The causes, symptoms, and potential health hazards of BED
What are the signs and symptoms of binge eating disorder?
Even when they are not hungry, people with BED may eat a lot of food quickly. A period of binge eating may be prompted by emotional stress or distress, which frequently plays a role.
During a binge, a person may get a sense of release or relaxation, but subsequently, they may feel ashamed or lose control.

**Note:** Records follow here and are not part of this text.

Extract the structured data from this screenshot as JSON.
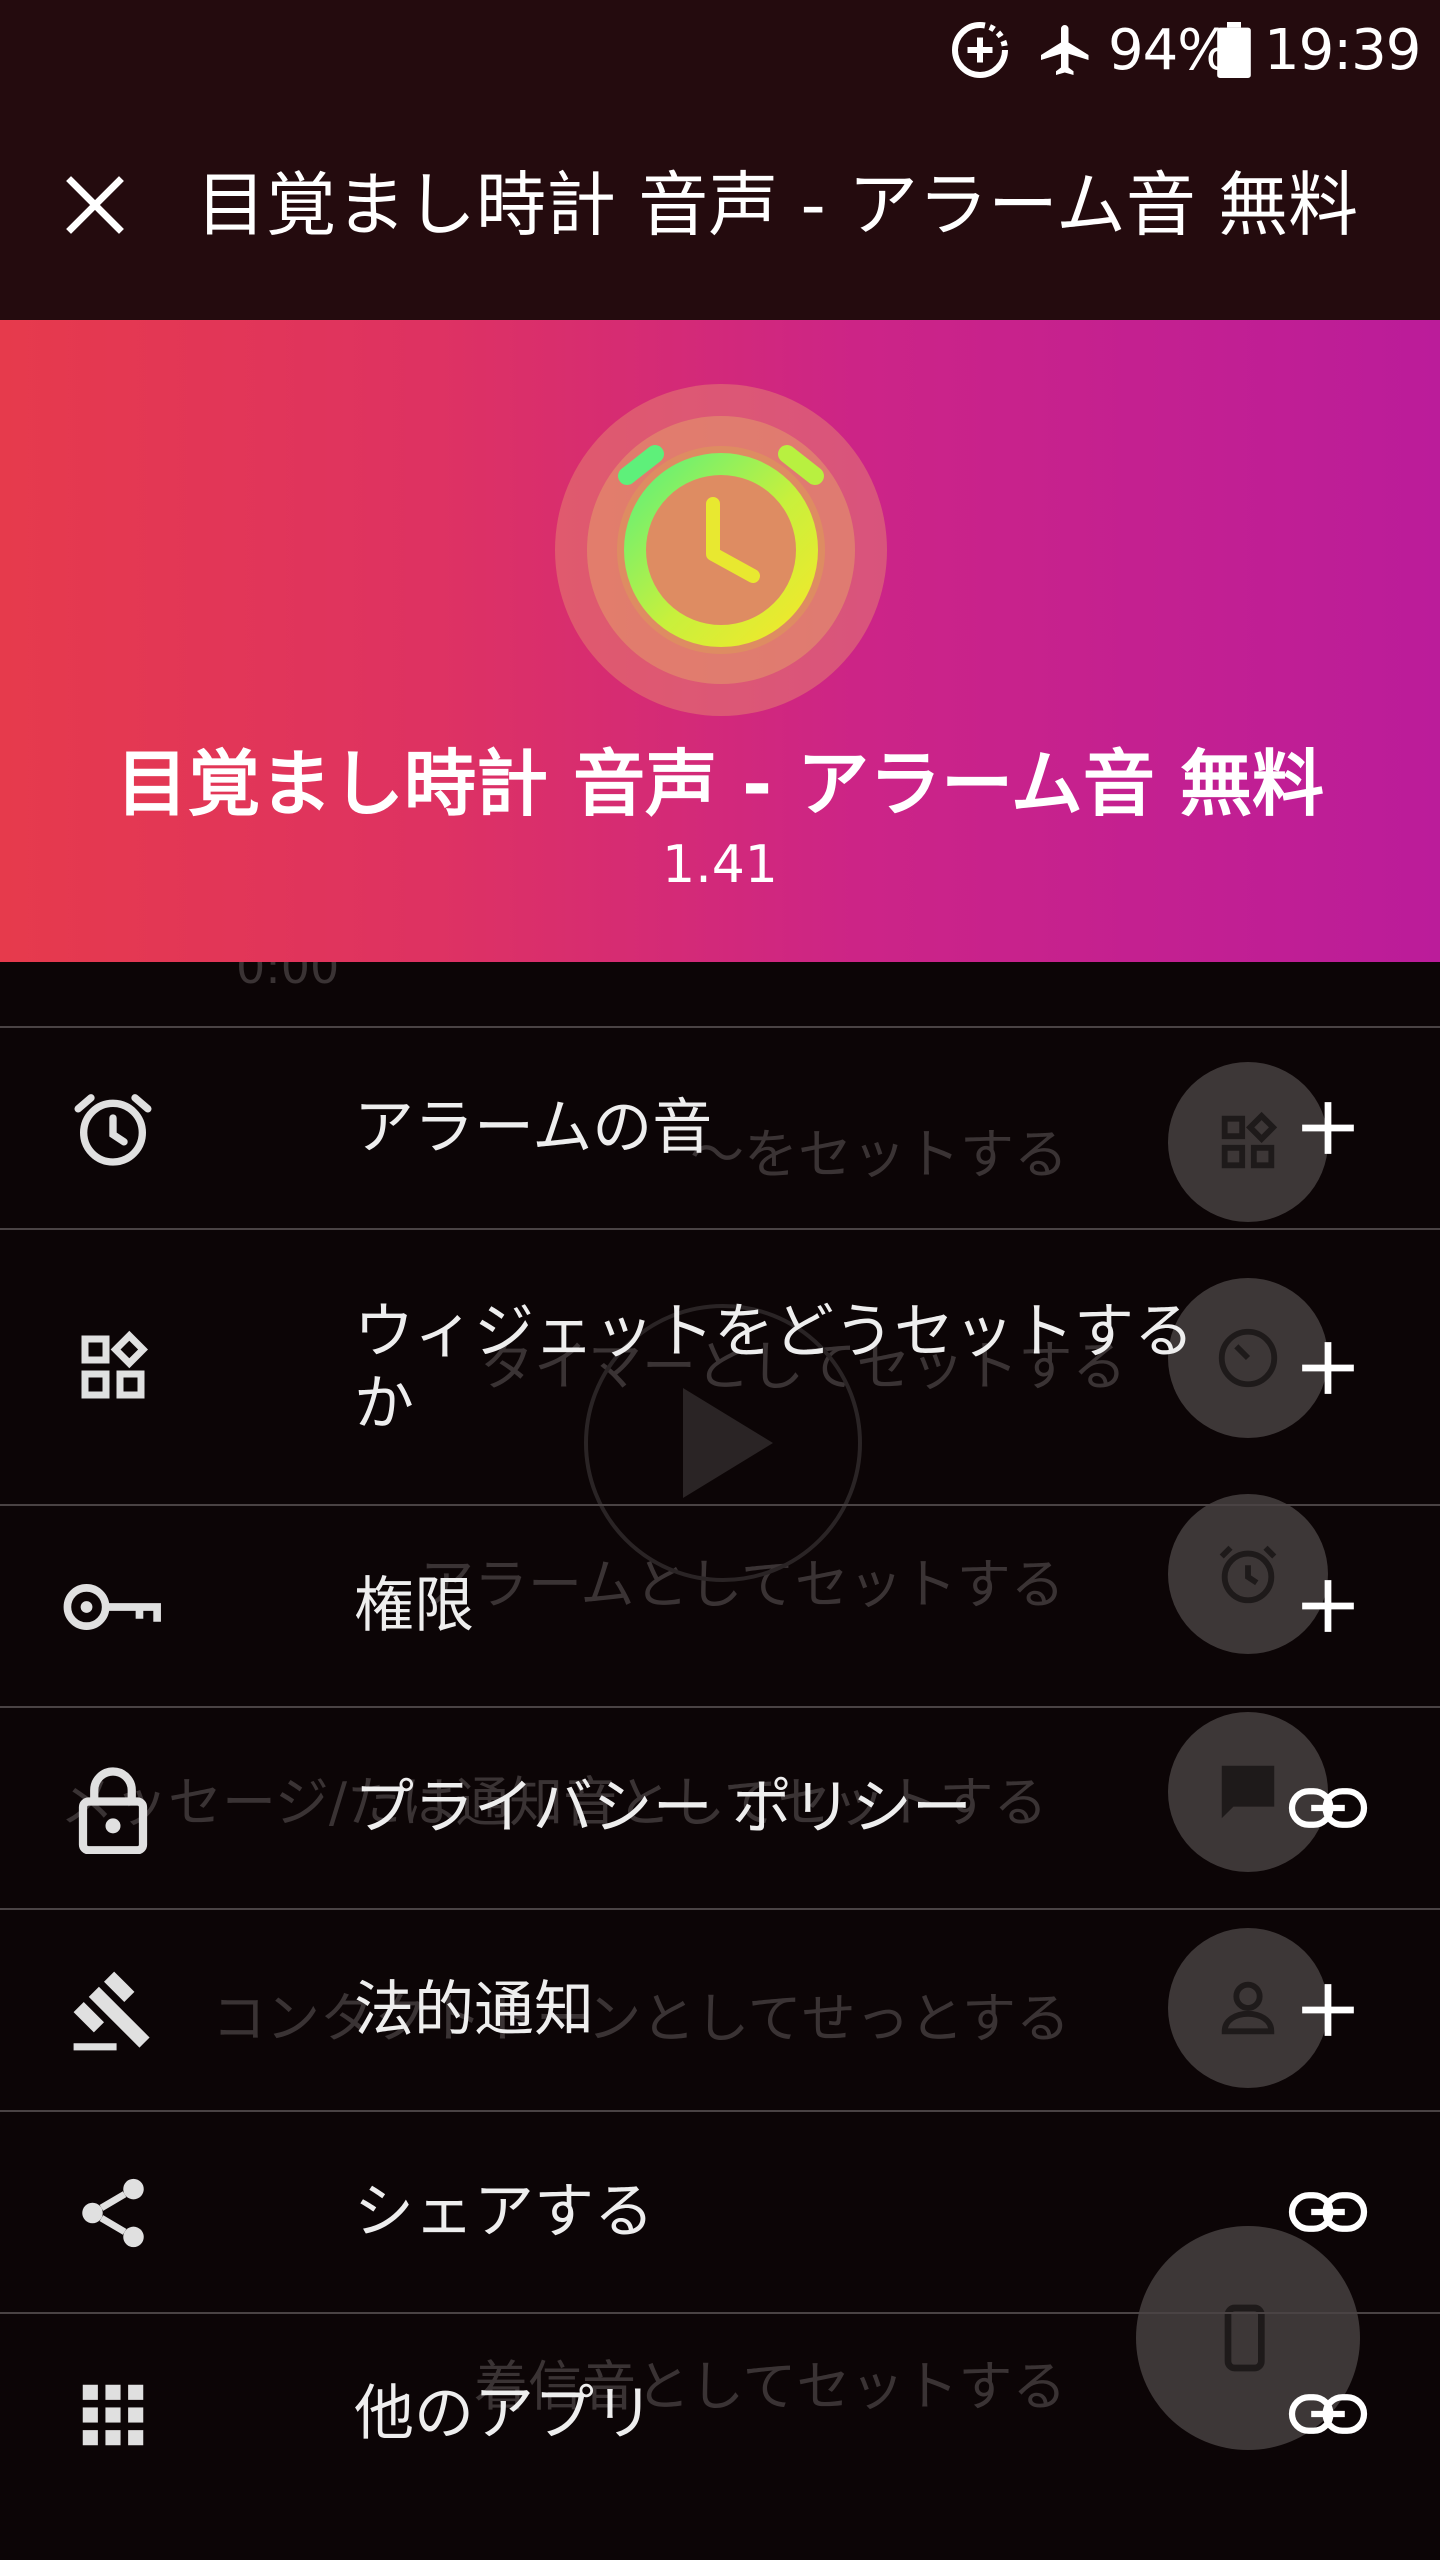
{
  "status_bar": {
    "battery_percent": "94%",
    "time": "19:39",
    "icons": [
      "data-saver-icon",
      "airplane-mode-icon",
      "battery-icon"
    ]
  },
  "app_bar": {
    "title": "目覚まし時計 音声 - アラーム音 無料",
    "close_icon": "close-icon"
  },
  "hero": {
    "title": "目覚まし時計 音声 - アラーム音 無料",
    "version": "1.41",
    "logo_icon": "alarm-clock-logo-icon",
    "gradient_start": "#e63a4c",
    "gradient_end": "#bb1c9a"
  },
  "menu": {
    "items": [
      {
        "label": "アラームの音",
        "icon": "alarm-icon",
        "action_icon": "plus-icon"
      },
      {
        "label": "ウィジェットをどうセットするか",
        "icon": "widgets-icon",
        "action_icon": "plus-icon"
      },
      {
        "label": "権限",
        "icon": "key-icon",
        "action_icon": "plus-icon"
      },
      {
        "label": "プライバシー ポリシー",
        "icon": "lock-icon",
        "action_icon": "link-icon"
      },
      {
        "label": "法的通知",
        "icon": "gavel-icon",
        "action_icon": "plus-icon"
      },
      {
        "label": "シェアする",
        "icon": "share-icon",
        "action_icon": "link-icon"
      },
      {
        "label": "他のアプリ",
        "icon": "apps-grid-icon",
        "action_icon": "link-icon"
      }
    ]
  },
  "background_screen": {
    "time_label": "0:00",
    "options": [
      "〜をセットする",
      "タイマーとしてセットする",
      "アラームとしてセットする",
      "メッセージ/たは通知音としてセットする",
      "コンタクトトーンとしてせっとする",
      "着信音としてセットする"
    ],
    "fab_icons": [
      "widgets-icon",
      "timer-icon",
      "alarm-icon",
      "message-icon",
      "person-icon",
      "phone-ring-icon"
    ]
  },
  "colors": {
    "bar_background": "#240b0e",
    "drawer_background": "#0c0506",
    "divider": "#4a4344",
    "text": "#eeeeee"
  }
}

Eating considerably more quickly than usual, eating until one feels uncomfortable, eating a lot despite not being hungry, eating alone because of thoughts of humiliation or contempt for oneself
Although the causes of BED are not fully known, a number of risk factors, such as:
Genetics. Dopamine, a brain chemical that produces emotions of reward and pleasure, may make those with BED more sensitive to it.
Gender. Women experience BED more frequently than males. 3.6% of women and 2.0% of men in the United States suffer from BED at some point in their life.
modifications to the brain There are signs that those with BED may have altered brain chemistry that causes them to respond to food more strongly and to lack self-control.
Which health dangers exist?
BED is linked to a number of serious dangers to one’s physical, psychological, and social well-being.
Obesity affects up to 50% of BED patients. However, the condition also carries a risk of becoming overweight or obese on its own. This is a result of the higher calorie consumption during binge episodes.